Image 17: 2D image shows polyhydramnios.




Based on this ultrasonic examination our prenatal diagnosis was restrictive dermopathy. After counseling the parents opted for termination of the pregnancy. External morphologic criteria of the fetus confirmed our diagnosis. Because of religious beliefs the parents denied permision to take photographs of the fetus.


Restrictive dermopathy is characterized by tightness of skin resulting in global contractures in different regions of the body. From a prenatal ultrasonographic prospective, this lead to characteristic facial morphology, fetal hypokinesia, contractures in multiple joints and clavicular dysplasia. The hands are open or semiclenched with increase in amount of amniotic fluid. The characteristic facial morphology compromises mainly of persistently open mouth and eyes together with micrognathia. The differential diagnosis includes congenital harlequine icthyosis (flat profile, ectropion, eclapion and fixed flexed fingers and toes) and FADS but the facial morphology is characteristic of restrictive dermopathy.


References:

1. Lee SI, Hong CH, Cheong YH, Kang MS, Sin JB. A case of restrictive dermopathy. Korean Journal of Pediatrics2007; 50(3): 306-10.

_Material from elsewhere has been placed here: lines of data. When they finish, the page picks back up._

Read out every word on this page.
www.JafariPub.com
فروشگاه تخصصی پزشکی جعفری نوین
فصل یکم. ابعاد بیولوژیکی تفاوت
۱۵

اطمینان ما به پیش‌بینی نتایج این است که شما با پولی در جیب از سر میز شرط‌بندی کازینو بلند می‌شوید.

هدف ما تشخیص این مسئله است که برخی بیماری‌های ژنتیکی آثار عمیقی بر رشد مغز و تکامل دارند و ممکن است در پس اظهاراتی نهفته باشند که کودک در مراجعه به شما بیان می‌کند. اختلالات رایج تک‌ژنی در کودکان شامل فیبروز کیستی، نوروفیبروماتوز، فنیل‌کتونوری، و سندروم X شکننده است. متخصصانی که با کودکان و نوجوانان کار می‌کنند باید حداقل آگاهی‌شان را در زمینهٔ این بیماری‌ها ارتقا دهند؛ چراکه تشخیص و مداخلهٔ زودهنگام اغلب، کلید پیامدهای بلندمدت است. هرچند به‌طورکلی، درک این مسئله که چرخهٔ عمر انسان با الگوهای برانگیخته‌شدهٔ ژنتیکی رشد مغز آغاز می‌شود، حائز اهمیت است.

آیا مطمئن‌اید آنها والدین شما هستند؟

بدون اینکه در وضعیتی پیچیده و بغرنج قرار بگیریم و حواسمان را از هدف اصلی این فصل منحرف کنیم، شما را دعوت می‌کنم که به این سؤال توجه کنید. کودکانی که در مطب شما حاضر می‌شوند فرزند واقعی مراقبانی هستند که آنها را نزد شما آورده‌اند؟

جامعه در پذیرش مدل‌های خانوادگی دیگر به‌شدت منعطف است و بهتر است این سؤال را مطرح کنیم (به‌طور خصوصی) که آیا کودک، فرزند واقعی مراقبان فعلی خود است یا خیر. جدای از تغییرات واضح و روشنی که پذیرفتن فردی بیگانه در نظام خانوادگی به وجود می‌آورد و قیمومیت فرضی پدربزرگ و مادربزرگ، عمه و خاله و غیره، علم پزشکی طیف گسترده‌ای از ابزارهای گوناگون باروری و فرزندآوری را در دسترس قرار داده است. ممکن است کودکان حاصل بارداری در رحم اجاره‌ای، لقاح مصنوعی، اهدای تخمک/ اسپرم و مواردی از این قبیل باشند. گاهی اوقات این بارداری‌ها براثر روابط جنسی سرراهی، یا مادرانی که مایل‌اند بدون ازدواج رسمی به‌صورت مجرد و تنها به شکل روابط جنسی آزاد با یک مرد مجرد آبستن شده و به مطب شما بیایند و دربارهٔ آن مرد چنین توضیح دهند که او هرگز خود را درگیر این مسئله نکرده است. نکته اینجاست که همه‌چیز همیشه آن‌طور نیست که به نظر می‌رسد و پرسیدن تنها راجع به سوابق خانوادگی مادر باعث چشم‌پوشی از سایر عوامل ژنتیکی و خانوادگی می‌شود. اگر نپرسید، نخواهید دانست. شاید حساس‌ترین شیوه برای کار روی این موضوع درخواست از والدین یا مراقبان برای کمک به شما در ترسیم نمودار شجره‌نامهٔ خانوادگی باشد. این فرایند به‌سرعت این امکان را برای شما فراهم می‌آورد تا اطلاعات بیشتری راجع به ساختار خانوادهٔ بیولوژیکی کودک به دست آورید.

2. Jagadeesh S, Bhat L, Suresh I, Muralidhar SL. Prenatal diagnosis of restrictive dermopathy. Indian Pediatrics 2009; 46: 349-51.

3.Paladini D, Volpe P: Chromosomal and nonchromosomal syndromes. In: Paladini D, Volpe P (editors): Ultrasound of congenital fetal anomalies. 2nd edition, CRC Press; 2014. CH.10: P. 383-436.

4. Magdy I, Islam I, Abdel Salam SA. Congenital harlequin icthyosis: case report. TheFetus.net 2015; Case of the week # 408.